A solid sphere made of plastic density of 1350 kg/m3 has a radius of 35.0 cm. It is suspended by a massless cord. 75% of its volume is in water and 25% of it is in oil. The density of water is 1000 kg/m3 and the density of the oil is 850 kg/m3. What is the total buoyant foce on the sphere

Answer 1

Answer:

B_total = 1694 N ,  T = - 937.7 N

Explanation:

This is an exercise of the Archimedes principle that establishes that the thrust of a liquid is equal to the weight of the dislodged volume

          B = ρ g V_body

For this case we will assume that the weight of the body is in equilibrium with the thrust of the liquids and the tension of the rope

          B₁ + B₂ - W + T = 0

         

suppose liquid 1 is water and liquid 2 is oil

          ρ₁ g V₁ + ρ₂ g V₂ = W

for body weight let's use the definition of density

         ρ = m / V

         m = ρ V

         

we substitute

         T = ρ g V - (ρ₁ g V₁ + ρ₂ g V₂)

In the problem we are told that the volume in the water is 75% and the volume in the oil is 25% of the body's volume.

         T = ρ g V - g (ρ₁ 0.75 V + ρ₂ 0.25 V)

         

let's calculate the volumes

Body

         V = 4/3 π r³

liquid 1 (water)

         V₁ = 0.75 V = ¾ V

liquid 2 (oil)

         V₂ = 0.25 V = ¼ V

we substitute

        T = ρ g $\frac{4}{3}$ π r³ - g (ρ₁ $\frac{3}{4}$  $\frac{4}{3}$ π r³ + ρ₂  $\frac{1}{4}$ $\frac{4}{3}$ π r³)

        T = $\frac{4}{3}$ ρ g r³ - g π r³ (ρ₁ + $\frac{1}{3}$ ρ₂)

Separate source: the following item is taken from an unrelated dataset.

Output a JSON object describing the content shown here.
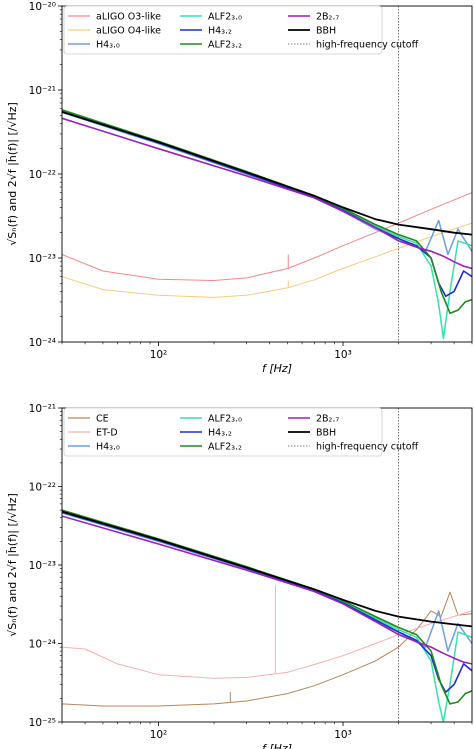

The term of the floating force is

        B_total = g π r³ (ρ₁ + $\frac{1}{3}$ ρ₂)

let's calculate its value

        B_total = 9.8 π 0.35³ (1000 + ⅓ 850)

        B_total = 1694 N

therefore the tension in the string is

         T = $\frac{4}{3}$ 1350 9.8 0.35³ - 1694

         T = 756.3 - 1694

         T = - 937.7 N

The negative sign indicates that the system tends to come out of the liquid, for which a downward force must be applied to keep it in position.